Breast Cancer Survival Analysis: Applying the Generalized Gamma Distribution under Different Conditions of the Proportional Hazards and Accelerated Failure Time Assumptions

Alireza Abadi, Farzaneh Amanpour, Chris Bajdik, Parvin Yavari

Abstract


Background: The goal of this study is to extend the applications of parametric survival models so that they include cases in which accelerated failure time (AFT) assumption is not satisfied, and examine parametric and semiparametric models under different proportional hazards PH) and AFT assumptions.

Methods: The data for 12,531 women diagnosed with breast cancer in British Columbia, Canada, during 1990–1999 were divided into eight groups according to patients’ ages and stage of disease, and each group was assumed to have different AFT and PH assumptions. For parametric models, we fitted the saturated generalized gamma (GG) distributio, and compared this with the conventional AFT model. Using a likelihood ratio statistic, both models were compared to the simpler forms including the Weibull and lognormal. For semiparametric models, either Cox’s PH model or stratified Cox model was fitted according to the PH assumption and tested using Schoenfeld residuals. The GG family was compared to the log-logistic model using AIC and BIC criteria.

Results: When PH and AFT assumptions were satisfied, semiparametric and parametric models both provided valid descriptions of breast cancer patient survival.

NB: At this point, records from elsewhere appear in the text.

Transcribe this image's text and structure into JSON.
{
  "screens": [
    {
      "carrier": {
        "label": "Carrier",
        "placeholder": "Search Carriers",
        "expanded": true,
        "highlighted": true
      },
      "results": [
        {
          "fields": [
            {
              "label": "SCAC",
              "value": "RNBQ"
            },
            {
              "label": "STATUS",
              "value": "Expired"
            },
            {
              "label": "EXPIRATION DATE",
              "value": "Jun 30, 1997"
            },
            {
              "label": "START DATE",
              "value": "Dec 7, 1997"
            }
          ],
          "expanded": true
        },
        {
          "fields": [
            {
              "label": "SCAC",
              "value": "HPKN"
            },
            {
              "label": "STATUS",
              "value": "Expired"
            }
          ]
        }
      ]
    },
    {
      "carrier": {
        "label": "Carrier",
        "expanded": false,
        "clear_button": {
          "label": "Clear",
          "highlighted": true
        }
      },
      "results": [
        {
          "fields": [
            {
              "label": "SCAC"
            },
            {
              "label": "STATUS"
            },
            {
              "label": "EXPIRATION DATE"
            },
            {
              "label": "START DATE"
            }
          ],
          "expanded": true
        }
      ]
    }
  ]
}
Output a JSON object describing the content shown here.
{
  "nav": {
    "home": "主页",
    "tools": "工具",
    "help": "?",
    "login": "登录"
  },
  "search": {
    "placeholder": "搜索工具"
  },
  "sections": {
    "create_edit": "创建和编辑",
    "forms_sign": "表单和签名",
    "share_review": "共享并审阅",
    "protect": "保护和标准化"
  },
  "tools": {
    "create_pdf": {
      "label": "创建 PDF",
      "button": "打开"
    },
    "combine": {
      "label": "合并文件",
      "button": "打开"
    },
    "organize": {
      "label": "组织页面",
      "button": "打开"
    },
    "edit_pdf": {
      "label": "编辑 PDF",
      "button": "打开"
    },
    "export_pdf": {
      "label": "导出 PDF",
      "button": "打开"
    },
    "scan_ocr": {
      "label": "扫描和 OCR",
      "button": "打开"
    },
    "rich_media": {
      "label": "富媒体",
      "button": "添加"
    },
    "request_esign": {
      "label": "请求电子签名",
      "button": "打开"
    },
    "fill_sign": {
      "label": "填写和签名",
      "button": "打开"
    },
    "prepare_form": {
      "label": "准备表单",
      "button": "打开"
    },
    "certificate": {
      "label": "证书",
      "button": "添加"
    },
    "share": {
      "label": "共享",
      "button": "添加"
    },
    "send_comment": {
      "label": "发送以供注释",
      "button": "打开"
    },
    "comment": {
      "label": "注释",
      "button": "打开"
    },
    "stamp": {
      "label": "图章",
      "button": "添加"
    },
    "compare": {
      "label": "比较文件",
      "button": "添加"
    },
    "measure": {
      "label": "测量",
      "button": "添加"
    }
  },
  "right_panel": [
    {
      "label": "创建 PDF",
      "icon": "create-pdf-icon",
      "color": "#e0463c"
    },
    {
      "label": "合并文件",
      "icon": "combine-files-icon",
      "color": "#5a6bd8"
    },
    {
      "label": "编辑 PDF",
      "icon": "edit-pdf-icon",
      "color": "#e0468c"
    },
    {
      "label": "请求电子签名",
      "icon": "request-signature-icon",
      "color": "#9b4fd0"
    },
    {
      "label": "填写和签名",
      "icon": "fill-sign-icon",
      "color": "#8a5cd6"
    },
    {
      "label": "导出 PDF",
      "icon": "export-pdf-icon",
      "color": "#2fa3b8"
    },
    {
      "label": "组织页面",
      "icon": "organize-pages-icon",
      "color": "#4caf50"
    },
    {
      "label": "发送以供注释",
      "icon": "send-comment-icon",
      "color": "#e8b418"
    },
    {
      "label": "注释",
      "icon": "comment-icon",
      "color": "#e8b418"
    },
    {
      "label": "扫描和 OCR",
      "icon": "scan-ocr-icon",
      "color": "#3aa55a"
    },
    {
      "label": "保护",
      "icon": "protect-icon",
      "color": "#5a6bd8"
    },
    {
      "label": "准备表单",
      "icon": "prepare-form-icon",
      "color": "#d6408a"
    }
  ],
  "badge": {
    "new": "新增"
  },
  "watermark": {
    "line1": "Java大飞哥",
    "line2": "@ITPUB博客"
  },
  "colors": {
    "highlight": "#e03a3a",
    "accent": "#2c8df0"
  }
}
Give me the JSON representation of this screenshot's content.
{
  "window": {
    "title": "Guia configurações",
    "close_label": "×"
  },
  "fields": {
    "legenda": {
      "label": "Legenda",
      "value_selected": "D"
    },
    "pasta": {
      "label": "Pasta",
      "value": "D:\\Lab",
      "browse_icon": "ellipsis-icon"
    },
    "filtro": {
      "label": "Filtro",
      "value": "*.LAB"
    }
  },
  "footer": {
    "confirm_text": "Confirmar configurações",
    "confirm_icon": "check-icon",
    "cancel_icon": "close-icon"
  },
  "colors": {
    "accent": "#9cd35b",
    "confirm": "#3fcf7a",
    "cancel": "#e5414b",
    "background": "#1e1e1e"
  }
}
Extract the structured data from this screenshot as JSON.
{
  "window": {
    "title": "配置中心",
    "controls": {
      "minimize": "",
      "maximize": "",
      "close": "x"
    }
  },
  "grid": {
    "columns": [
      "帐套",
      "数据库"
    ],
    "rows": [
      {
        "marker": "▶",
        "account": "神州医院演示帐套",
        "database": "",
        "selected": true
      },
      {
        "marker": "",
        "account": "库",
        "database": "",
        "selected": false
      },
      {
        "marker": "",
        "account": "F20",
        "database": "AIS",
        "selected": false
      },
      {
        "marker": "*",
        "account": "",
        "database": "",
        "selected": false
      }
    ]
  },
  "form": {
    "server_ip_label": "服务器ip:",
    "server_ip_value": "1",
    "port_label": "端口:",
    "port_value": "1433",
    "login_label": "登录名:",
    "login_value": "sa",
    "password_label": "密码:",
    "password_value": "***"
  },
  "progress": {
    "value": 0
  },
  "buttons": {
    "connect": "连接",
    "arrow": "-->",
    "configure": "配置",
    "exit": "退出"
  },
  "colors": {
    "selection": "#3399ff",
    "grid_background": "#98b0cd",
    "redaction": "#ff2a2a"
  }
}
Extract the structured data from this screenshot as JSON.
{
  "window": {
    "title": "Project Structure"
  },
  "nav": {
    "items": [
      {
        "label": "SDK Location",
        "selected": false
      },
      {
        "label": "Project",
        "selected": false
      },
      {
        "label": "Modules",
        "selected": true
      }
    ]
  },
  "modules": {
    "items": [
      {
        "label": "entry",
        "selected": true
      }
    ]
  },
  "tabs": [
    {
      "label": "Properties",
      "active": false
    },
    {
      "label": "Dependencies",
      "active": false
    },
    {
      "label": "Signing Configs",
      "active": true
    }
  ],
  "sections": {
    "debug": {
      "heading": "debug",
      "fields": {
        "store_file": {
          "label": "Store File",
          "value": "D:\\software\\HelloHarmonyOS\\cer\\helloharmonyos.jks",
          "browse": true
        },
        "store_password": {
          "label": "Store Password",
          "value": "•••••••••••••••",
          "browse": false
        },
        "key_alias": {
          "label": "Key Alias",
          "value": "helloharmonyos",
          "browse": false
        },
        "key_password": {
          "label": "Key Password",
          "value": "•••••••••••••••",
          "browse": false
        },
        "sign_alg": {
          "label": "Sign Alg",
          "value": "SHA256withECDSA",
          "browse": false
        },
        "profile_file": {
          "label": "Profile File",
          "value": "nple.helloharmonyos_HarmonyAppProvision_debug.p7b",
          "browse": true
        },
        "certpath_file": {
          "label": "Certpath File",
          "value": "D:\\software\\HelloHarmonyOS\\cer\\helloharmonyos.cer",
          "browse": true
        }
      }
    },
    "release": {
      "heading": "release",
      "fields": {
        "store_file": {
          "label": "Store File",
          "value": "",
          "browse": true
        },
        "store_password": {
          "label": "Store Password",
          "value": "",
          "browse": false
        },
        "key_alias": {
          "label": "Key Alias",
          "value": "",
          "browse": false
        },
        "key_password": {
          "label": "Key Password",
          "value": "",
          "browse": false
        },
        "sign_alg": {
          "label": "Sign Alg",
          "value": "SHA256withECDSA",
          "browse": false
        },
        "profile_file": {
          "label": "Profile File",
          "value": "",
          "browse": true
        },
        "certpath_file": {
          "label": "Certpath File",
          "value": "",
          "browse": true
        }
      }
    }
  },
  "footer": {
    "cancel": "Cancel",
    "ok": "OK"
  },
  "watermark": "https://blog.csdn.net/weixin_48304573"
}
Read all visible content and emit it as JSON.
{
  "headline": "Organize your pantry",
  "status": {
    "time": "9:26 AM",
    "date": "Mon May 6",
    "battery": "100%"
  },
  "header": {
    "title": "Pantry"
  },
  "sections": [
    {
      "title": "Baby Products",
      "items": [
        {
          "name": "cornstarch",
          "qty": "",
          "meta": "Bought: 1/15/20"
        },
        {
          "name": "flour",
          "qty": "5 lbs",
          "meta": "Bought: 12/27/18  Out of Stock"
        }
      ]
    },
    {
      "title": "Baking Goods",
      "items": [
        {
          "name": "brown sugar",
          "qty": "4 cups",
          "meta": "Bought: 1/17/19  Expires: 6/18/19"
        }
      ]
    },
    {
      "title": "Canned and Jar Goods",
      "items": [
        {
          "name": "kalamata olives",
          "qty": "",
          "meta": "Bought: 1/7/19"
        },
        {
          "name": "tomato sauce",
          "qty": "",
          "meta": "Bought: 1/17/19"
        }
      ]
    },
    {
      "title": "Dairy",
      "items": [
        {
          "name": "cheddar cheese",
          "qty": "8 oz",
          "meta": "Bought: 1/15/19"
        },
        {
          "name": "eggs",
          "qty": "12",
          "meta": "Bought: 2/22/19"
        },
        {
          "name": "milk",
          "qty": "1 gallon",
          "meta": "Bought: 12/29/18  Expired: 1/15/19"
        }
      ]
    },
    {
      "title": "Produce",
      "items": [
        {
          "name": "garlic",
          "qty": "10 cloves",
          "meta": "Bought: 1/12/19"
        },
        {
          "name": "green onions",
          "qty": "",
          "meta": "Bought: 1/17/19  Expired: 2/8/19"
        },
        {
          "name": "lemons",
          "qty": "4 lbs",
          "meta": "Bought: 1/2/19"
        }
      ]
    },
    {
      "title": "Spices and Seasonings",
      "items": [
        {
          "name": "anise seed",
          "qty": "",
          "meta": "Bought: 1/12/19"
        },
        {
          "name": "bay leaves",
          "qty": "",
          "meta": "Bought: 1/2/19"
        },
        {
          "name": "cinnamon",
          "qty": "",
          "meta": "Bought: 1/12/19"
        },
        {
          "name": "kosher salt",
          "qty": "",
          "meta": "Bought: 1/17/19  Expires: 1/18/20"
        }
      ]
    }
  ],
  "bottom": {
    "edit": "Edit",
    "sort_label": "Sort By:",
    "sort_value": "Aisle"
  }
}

When PH assumption was not satisfied but AFT condition held, the parametric models performed better than the stratified Cox model. When neither the PH nor the AFT assumptions were met, the lo-normal distribution provided a reasonable fit.

Conclusions: When both the PH and AFT assumptions are satisfied, the parametric and semiparametric models provide complementary information. When PH assumption is not satisfied, the parametric models should be considered, whether the AFT assumption is met or not.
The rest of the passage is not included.